Through all this, what is very striking is the "male-bonding" view of war as both a bully's chance to beat up on a lesser opponent (to "kick ass") and as closely akin to gang rape. The following from Immaculate Invasion (by Bob Shacochis), about the U.S. military's "soft invasion" and occupation of Haiti (the one ordered by Clinton, not the one earlier this century where the occupation lasted for quite a while) captures much of this:

"Let's go, we've got a job to do. Then, at the last possible moment before penetration, with the first-wave assault troops like the Eighty-second Airborne already launched off the Green Ramp back at Fort Bragg, the word buzzed through the ranks, leaving in its wake a rejection almost sexual in the way it completely collapsed the mindless, molecular rev of anticipation, the sense of incipient climax. Even the jargon of invasion encouraged the parallel imagery of fornication.

"Stand down.

"No fucking way.

"Gone was the forced entry, the hard entry. In its place, the `permissive' entry, the `soft' entry. Warfare's version of date rape. Men could die from friendly fire; governments could be undone by `friendly' occupation.

"Stand down.

"Don't cocktease, sir." (pp. 75-76, emphasis in original)

And, along with that, how familiar is the following which brings out how (in addition to viewing Korean women as objects of sexual plunder and turning vast parts of Korea into a whorehouse for U.S. soldiers, as is their continuing practice all over the world, wherever they are an occupying force) U.S. soldiers fighting in the Korean war went to Japan (then itself under U.S. occupation) to "raise their morale":

"The transition of a war-weary soldier or marine from a foxhole in Korea to the dazzling lights of Tokyo or other Japanese cities was staggering. But the hope for R&R buoyed many a man whose morale otherwise would have sunk. GIs quickly dubbed the R&R leaves I&I (Intercourse and Intoxication), or, more vulgarly, A&A (Ass and Alcohol)....

"While American women were expected to understand the trauma of Korea, Japanese women were not; or they were given credit, whether deserved or not, for deeper insights which their poor English prevented them from expressing.

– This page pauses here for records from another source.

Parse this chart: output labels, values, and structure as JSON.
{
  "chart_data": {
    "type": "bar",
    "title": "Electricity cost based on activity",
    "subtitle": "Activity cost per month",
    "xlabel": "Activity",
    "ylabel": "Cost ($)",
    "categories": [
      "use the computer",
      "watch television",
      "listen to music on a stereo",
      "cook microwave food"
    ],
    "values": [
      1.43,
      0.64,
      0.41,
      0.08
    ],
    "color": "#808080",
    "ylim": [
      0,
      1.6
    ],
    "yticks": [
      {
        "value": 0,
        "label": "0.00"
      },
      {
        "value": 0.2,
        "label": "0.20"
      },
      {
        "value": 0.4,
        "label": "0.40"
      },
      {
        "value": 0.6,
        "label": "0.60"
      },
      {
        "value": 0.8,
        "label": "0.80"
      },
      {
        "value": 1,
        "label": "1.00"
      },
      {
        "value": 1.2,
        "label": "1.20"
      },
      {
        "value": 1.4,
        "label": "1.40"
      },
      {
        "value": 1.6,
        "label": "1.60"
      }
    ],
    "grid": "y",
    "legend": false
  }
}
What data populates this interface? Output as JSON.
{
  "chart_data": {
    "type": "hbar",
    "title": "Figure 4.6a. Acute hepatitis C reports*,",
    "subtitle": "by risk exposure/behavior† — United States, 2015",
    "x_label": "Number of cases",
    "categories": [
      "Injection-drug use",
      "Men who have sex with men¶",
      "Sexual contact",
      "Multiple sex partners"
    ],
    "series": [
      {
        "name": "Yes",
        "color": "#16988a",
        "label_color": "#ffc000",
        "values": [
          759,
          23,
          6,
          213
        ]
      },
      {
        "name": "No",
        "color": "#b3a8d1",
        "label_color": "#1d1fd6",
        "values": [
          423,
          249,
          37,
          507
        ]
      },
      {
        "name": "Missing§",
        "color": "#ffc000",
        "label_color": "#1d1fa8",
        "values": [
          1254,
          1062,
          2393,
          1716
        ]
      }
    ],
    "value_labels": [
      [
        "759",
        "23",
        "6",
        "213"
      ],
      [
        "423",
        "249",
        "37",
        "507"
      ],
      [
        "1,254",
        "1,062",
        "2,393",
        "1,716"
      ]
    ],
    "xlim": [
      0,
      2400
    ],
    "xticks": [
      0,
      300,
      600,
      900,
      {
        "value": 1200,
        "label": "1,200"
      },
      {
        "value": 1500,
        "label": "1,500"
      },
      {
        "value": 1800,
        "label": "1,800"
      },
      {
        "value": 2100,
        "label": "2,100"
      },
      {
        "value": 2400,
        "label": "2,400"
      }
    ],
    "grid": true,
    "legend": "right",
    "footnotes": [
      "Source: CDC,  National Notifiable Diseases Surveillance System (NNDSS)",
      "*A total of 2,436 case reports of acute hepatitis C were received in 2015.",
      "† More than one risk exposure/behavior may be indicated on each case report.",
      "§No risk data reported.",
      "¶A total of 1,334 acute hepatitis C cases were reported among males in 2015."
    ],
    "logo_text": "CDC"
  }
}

"Whatever the other reasons, the principal reason why American women were not pursued more persistently was that the Japanese women answered every possible need of young men who wanted to get away from the reality of Korea and had little time in five days to explore lasting or deep relationships. The ready availability of modest, demure and extremely feminine young Japanese women seemed to them a heaven-sent gift. Strangely, however, the very muteness that the barrier of language placed between Westerner and Japanese often forced them into expressions of real feeling which a mutually intelligible language might have masked or prevented. However short they were, many of the encounters between GI or officer and Japanese girl-san left deep and lasting emotions on both sides." Sure!! (Alexander, Korea, The First War We Lost, pp. 396-98) Note, here too, the combination of predatory sentimentality and outright misogyny that is combined in this view of Japanese women and their "service" to--or "servicing" of--American soldiers.)

All this reveals not only the utterly putrid, rapacious nature of the U.S. imperialist armed forces and the corresponding outlook which is fostered among their troops, but also their strategic vulnerabilities, in particular the internal contradictions within these armed forces, including those revolving around the role of women in this kind of military!